Cosi fan tutte à l'Opéra National du Rhin

Photo Klara Beck, Fiordiligi, Ferrando, Guglielmo, Dorabella

Dans le vortex du temps.

En vertu de l'unité de temps, de lieu et d'action érigés en principes dans le théâtre classique, l'intrigue de Cosi fan tutte, chef-d'oeuvre de Wolfgang Mozart et Lorenzo da Ponte, s'inscrit dans une courte durée (1). David Hermann a choisi de rompre avec ces contraintes en développant l'action au cours d'un demi-siècle, dans des lieux variés et en y plaquant des épisodes supplémentaires. Les amants vont en effet traverser deux terribles guerres dont ils sortiront brisés, ils connaitront les années folles de 1920, la ruine et la déliquescence morale des années 30. L'explosion atomique de 1945 mettra fin à toutes les illusions. Dans le vortex du temps, les passions humaines ballotées par les vents tragiques, apparaitront dérisoires et le sort des deux couples recomposés à la hâte à la toute fin de l'opéra sera plus qu'incertain. Dans cette mise en scène complexe, la direction d'acteurs est attentive et précise. Les décors de Jo Schramm sont élégants et sophistiquées. On évolue dans des intérieurs Jugendstil, Art déco et enfin, me semble-t-il, inspirés de Jean Lurçat. Les harmonieux costumes de Bettina Walter sont en accord avec les temps et les lieux. Les éclairages de Fabrice Kebour apportent périodiquement un climat d'inquiétude que soulignent les inflexions de la musique.


Tout ceci est très ambitieux et on pourrait craindre un décalage profond voire des dissonances entre la vision de Hermann et le propos de Da Ponte et Mozart. De manière étonnante il n'en est rien et la musique glisse sur les aspérités du scénario. On me dira que la musique de Mozart résiste à tout. Ce n'est pas toujours vrai et j'ai vu des mises en scène désastreuses qui trahissaient et même abimaient la musique.
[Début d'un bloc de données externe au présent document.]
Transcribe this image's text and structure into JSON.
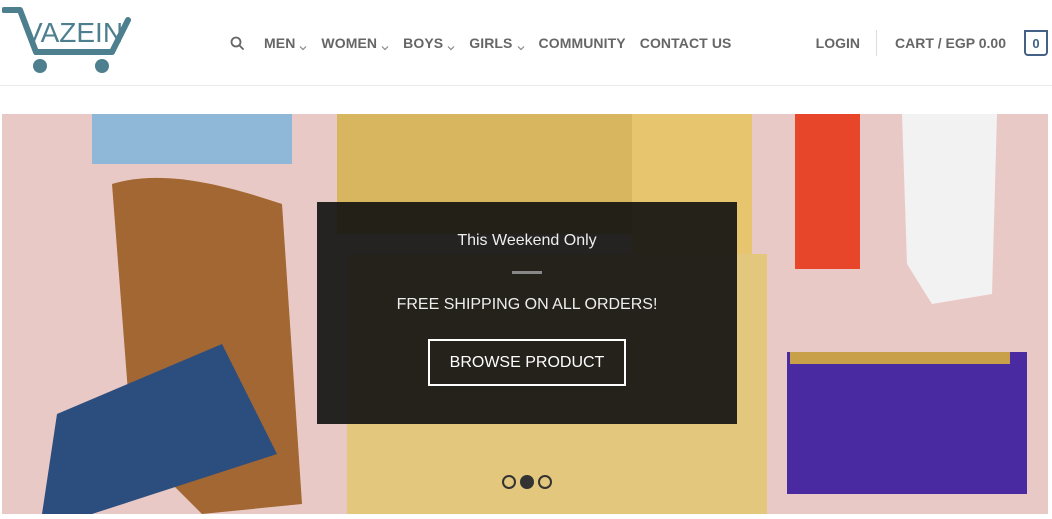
{
  "brand": {
    "logo_text": "VAZEIN",
    "color": "#4d7f8f"
  },
  "nav": {
    "items": [
      {
        "label": "MEN",
        "has_dropdown": true
      },
      {
        "label": "WOMEN",
        "has_dropdown": true
      },
      {
        "label": "BOYS",
        "has_dropdown": true
      },
      {
        "label": "GIRLS",
        "has_dropdown": true
      },
      {
        "label": "COMMUNITY",
        "has_dropdown": false
      },
      {
        "label": "CONTACT US",
        "has_dropdown": false
      }
    ]
  },
  "account": {
    "login_label": "LOGIN"
  },
  "cart": {
    "label": "CART / EGP 0.00",
    "count": "0"
  },
  "hero": {
    "eyebrow": "This Weekend Only",
    "headline": "FREE SHIPPING ON ALL ORDERS!",
    "button_label": "BROWSE PRODUCT",
    "slides_total": 3,
    "active_slide": 2
  },
  "colors": {
    "accent": "#446084",
    "nav_text": "#666666"
  }
}
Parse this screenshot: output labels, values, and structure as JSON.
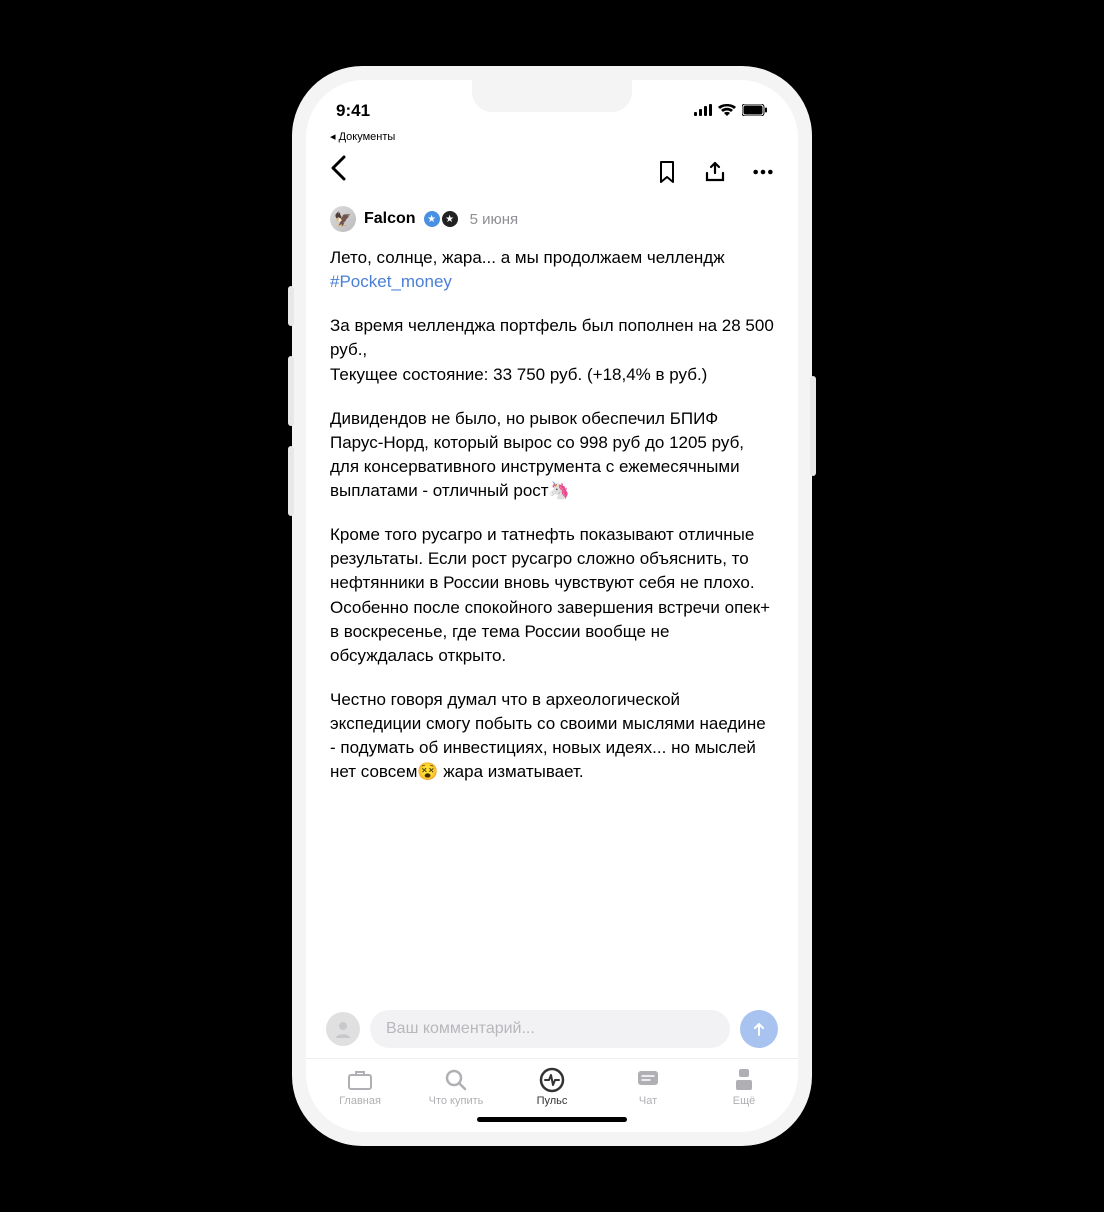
{
  "status": {
    "time": "9:41",
    "back_label": "◂ Документы"
  },
  "post": {
    "author": "Falcon",
    "date": "5 июня",
    "intro_prefix": "Лето, солнце, жара... а мы продолжаем челлендж ",
    "hashtag": "#Pocket_money",
    "p2": "За время челленджа портфель был пополнен на 28 500 руб.,\nТекущее состояние: 33 750 руб. (+18,4% в руб.)",
    "p3": "Дивидендов не было, но рывок обеспечил БПИФ Парус-Норд, который вырос со 998 руб до 1205 руб, для консервативного инструмента с ежемесячными  выплатами - отличный рост🦄",
    "p4": "Кроме того русагро и татнефть показывают отличные результаты. Если рост русагро сложно объяснить, то нефтянники в России вновь чувствуют себя не плохо. Особенно после спокойного завершения встречи опек+ в воскресенье,  где тема России вообще не обсуждалась открыто.",
    "p5": "Честно говоря думал что в археологической экспедиции смогу побыть со своими мыслями наедине - подумать об инвестициях, новых идеях... но мыслей нет совсем😵 жара изматывает."
  },
  "comment": {
    "placeholder": "Ваш комментарий..."
  },
  "nav": {
    "items": [
      {
        "label": "Главная"
      },
      {
        "label": "Что купить"
      },
      {
        "label": "Пульс"
      },
      {
        "label": "Чат"
      },
      {
        "label": "Ещё"
      }
    ]
  }
}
Si dans le cas présent ça passe plutôt bien c'est que la mise en scène avec sa temporalité rend presque plus vraisemblable l'intrigue développée par Mozart et Da Ponte sans altérer les propos sur l'inconstance des hommes et des femmes.


Photo Klara Beck, Guglielmo et Dorabella

Une particularité du Cosi fan tutte de Mozart mérite d'être mentionnée avec toute l'humilité nécessaire. Tandis que l'acte I est un chef d'oeuvre parfaitement abouti, une des créations les plus inventives de Mozart, un flot ininterrompu de musique sublime d'une variété infinie, l'acte II ne se maintient pas à ce niveau au plan dramatique bien que la musique reste toujours à un niveau admirable. Il manque dans le livret un grand ensemble en milieu d'acte et de ce fait la succession d'airs pourtant tous plus beaux les uns que les autres, finit par être monotone (2). En tout état de cause, il m'a semblé que la mise en scène de Hermann apportait une tension supplémentaire bienvenue à l'acte II que j'ai trouvé supérieur au plan scénique à l'acte I. De ce point de vue, l'ajout du canon en fa mineur, Nascoso è il mio sol K 588, chanté a capella est une remarquable initiative.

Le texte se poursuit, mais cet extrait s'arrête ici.